The archy.net guide documents an x_vector_only_mode=True flag passed to generate_voice_clone that lets you clone from the reference audio without providing a transcript — useful when you don't know what the speaker said. The HF card adds that this uses only the speaker embedding, so cloning quality may be reduced. When you do have a transcript, supplying it via ref_text gives the model prosody alignment cues and improves output quality.

Language code rejected

The archy.net guide flags that the language argument expects full language names ("english", "french", "german") — short codes like "en" or "fr" raise an error.
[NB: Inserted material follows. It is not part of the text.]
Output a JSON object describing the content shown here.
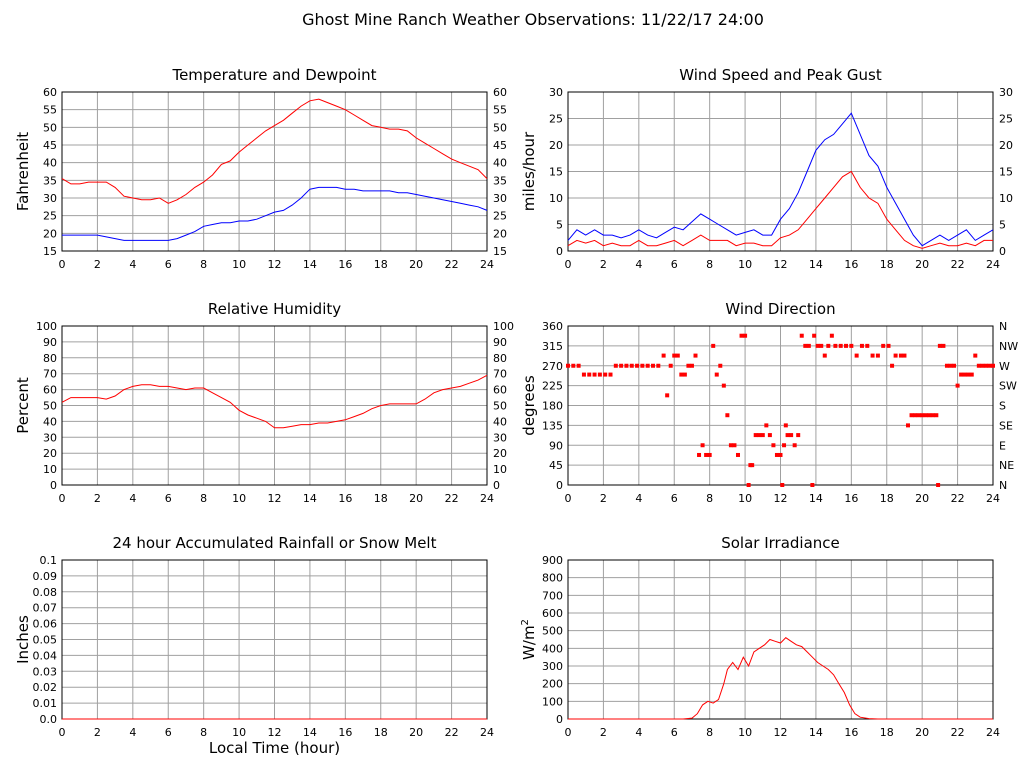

The supported set is auto, Chinese, English, French, German, Italian, Japanese, Korean, Portuguese, Russian, Spanish.

If you hit a problem not covered here, please report it via our submission form so the next reader benefits.

common questions
How much VRAM does Qwen3-TTS need?

About 8 GB — the minimum this recipe targets.

Which GPUs is Qwen3-TTS tested on?

RTX 3060 (12 GB).

How hard is this setup?

Intermediate — follow the steps above.